La corrupción no solo mina el ya ínfimo crédito del que gozan hoy en día la política y los políticos, sino que también devasta las instituciones democráticas anulando este calificativo. Su generalización abre las puertas a soluciones autocráticas como presunto remedio salvador. Ya pasó hace poco más de un siglo, y nadie nos dice que, con otro formato, no vaya a pasar ahora. Con esos comportamientos políticos devastadores de lo público se multiplican las expresiones más extremas. El régimen constitucional de 1978 está cavando su fosa con la letal vitalidad del Estado clientelar de partidos, con un corporativismo rancio que nos lleva a tiempos pretéritos, y con unas instituciones rotas (Ver, en abierto: RJA Instituciones rotas PDF-VERSIÓN ÍNTEGRA). La corrupción política representa el batallón de termitas que mina desde dentro del sistema institucional y constitucional español.

Si los partidos siguen empeñados en mantener durante toda su vida a esa legión de políticos amorales,  que solo saben vociferar al enemigo y vivir cómodamente de los privilegios y de la púrpura de la política, en ver pasivamente, además, cómo algunos de sus militantes y cargos se enriquecen con medios ilegales o adoptan conductas esperpénticas y nada ejemplares (contratar servicios sexuales, organizar fiestas del estilo más cutre), el caldo de cultivo para que algún (partido) redentor y demagogo de factura autoritaria se haga con el poder, es evidente.

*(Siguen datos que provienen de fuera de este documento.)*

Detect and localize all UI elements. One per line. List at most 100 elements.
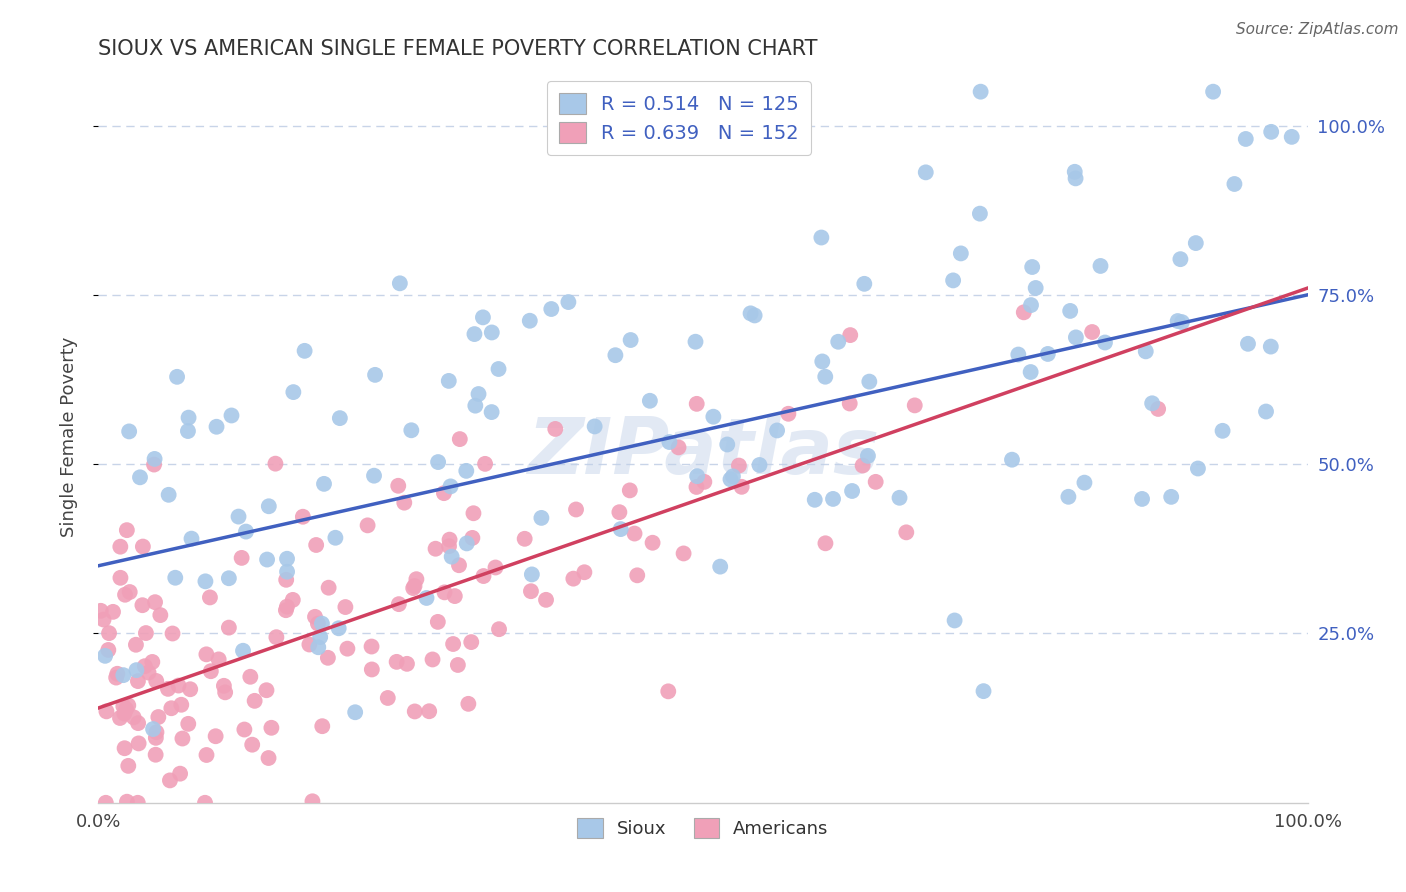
Point bbox=[90, 604, 112, 618]
Point bbox=[457, 697, 479, 711]
Point bbox=[418, 704, 440, 718]
Point bbox=[318, 581, 340, 595]
Point bbox=[160, 701, 183, 715]
Point bbox=[231, 550, 253, 565]
Point bbox=[97, 643, 120, 657]
Point bbox=[127, 674, 149, 689]
Point bbox=[1057, 490, 1080, 504]
Point bbox=[159, 773, 181, 788]
Point bbox=[125, 638, 148, 652]
Point bbox=[307, 640, 329, 655]
Point bbox=[1135, 344, 1157, 359]
Point bbox=[481, 326, 503, 340]
Point bbox=[395, 657, 418, 671]
Point bbox=[135, 626, 157, 640]
Point bbox=[243, 694, 266, 708]
Point bbox=[914, 165, 936, 179]
Point bbox=[1147, 401, 1170, 416]
Point bbox=[1081, 325, 1104, 339]
Point bbox=[641, 535, 664, 549]
Point bbox=[264, 457, 287, 471]
Point bbox=[205, 419, 228, 434]
Point bbox=[720, 472, 742, 486]
Point bbox=[180, 532, 202, 546]
Point bbox=[415, 591, 437, 605]
Point bbox=[1019, 365, 1042, 379]
Point bbox=[1171, 315, 1194, 329]
Point bbox=[1140, 396, 1163, 410]
Text: ZIPatlas: ZIPatlas bbox=[527, 414, 879, 490]
Point bbox=[125, 663, 148, 677]
Point bbox=[344, 705, 367, 719]
Point bbox=[143, 595, 166, 609]
Point bbox=[481, 405, 503, 419]
Point bbox=[309, 630, 332, 644]
Point bbox=[433, 486, 456, 500]
Point bbox=[1036, 347, 1059, 361]
Point bbox=[401, 423, 423, 437]
Point bbox=[177, 424, 200, 438]
Point bbox=[685, 480, 707, 494]
Point bbox=[540, 301, 562, 316]
Point bbox=[177, 716, 200, 731]
Point bbox=[841, 483, 863, 498]
Point bbox=[721, 469, 744, 483]
Point bbox=[114, 588, 136, 602]
Point bbox=[240, 738, 263, 752]
Point bbox=[1001, 452, 1024, 467]
Point bbox=[166, 369, 188, 384]
Point bbox=[305, 538, 328, 552]
Point bbox=[447, 657, 470, 672]
Point bbox=[204, 729, 226, 743]
Point bbox=[156, 681, 179, 696]
Point bbox=[127, 796, 149, 810]
Point bbox=[195, 648, 218, 662]
Point bbox=[461, 531, 484, 545]
Point bbox=[388, 277, 411, 291]
Point bbox=[405, 572, 427, 586]
Point bbox=[385, 655, 408, 669]
Point bbox=[377, 690, 399, 705]
Point bbox=[167, 679, 190, 693]
Point bbox=[626, 568, 648, 582]
Point bbox=[839, 328, 862, 343]
Point bbox=[439, 533, 461, 547]
Point bbox=[1237, 336, 1260, 351]
Text: SIOUX VS AMERICAN SINGLE FEMALE POVERTY CORRELATION CHART: SIOUX VS AMERICAN SINGLE FEMALE POVERTY … bbox=[98, 38, 818, 59]
Point bbox=[658, 435, 681, 450]
Point bbox=[443, 589, 465, 603]
Point bbox=[387, 479, 409, 493]
Point bbox=[145, 673, 167, 688]
Point bbox=[534, 592, 557, 607]
Point bbox=[943, 614, 966, 628]
Point bbox=[460, 635, 482, 649]
Point bbox=[744, 309, 766, 323]
Point bbox=[638, 393, 661, 408]
Point bbox=[336, 641, 359, 656]
Point bbox=[118, 585, 141, 599]
Point bbox=[969, 85, 991, 99]
Point bbox=[307, 616, 329, 631]
Point bbox=[165, 571, 187, 585]
Point bbox=[169, 766, 191, 780]
Point bbox=[467, 387, 489, 401]
Point bbox=[134, 659, 156, 673]
Point bbox=[1281, 129, 1303, 144]
Point bbox=[728, 458, 751, 473]
Point bbox=[110, 540, 132, 554]
Point bbox=[132, 540, 155, 554]
Point bbox=[143, 451, 166, 466]
Point bbox=[1090, 259, 1112, 273]
Point bbox=[668, 441, 690, 455]
Point bbox=[623, 526, 645, 541]
Point bbox=[1012, 305, 1035, 319]
Point bbox=[821, 491, 844, 506]
Point bbox=[422, 652, 444, 666]
Point bbox=[402, 581, 425, 595]
Point bbox=[291, 509, 314, 524]
Point bbox=[298, 638, 321, 652]
Text: Source: ZipAtlas.com: Source: ZipAtlas.com bbox=[1236, 22, 1399, 37]
Point bbox=[311, 616, 333, 631]
Point bbox=[1170, 252, 1192, 267]
Point bbox=[1073, 475, 1095, 490]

También se puede dar el caso de que este hedor corrupto, cada día más insoportable, sirva como medio para vendernos una regeneración desde el poder, realmente una farsa, de la que hay que desconfiar siempre (Ver: :https://rafaeljimenezasensio.com/2025/05/25/la-regeneracion-politica-como-farsa/) ¿Cómo van a regenerar quienes son los causantes y actores directos de tales males? Provenga de quien gobierna o de quienes le sucedan. Nos han vendido tantas veces la burra de la regeneración, que es esta una expresión absolutamente quemada. En esta España sin pulso ciudadano, de periodistas por lo común banderizos y políticos cada vez (duele decirlo) más indecentes, pónganse en lo peor. Y prepárense para lo que vendrá después, retroalimentado por tantos atropellos. Les han dejado el terreno expedito y el país sin frenos para  que asalten el poder a su antojo y pongan en jaque, más aún, al Estado democrático. Bonito futuro que nos espera.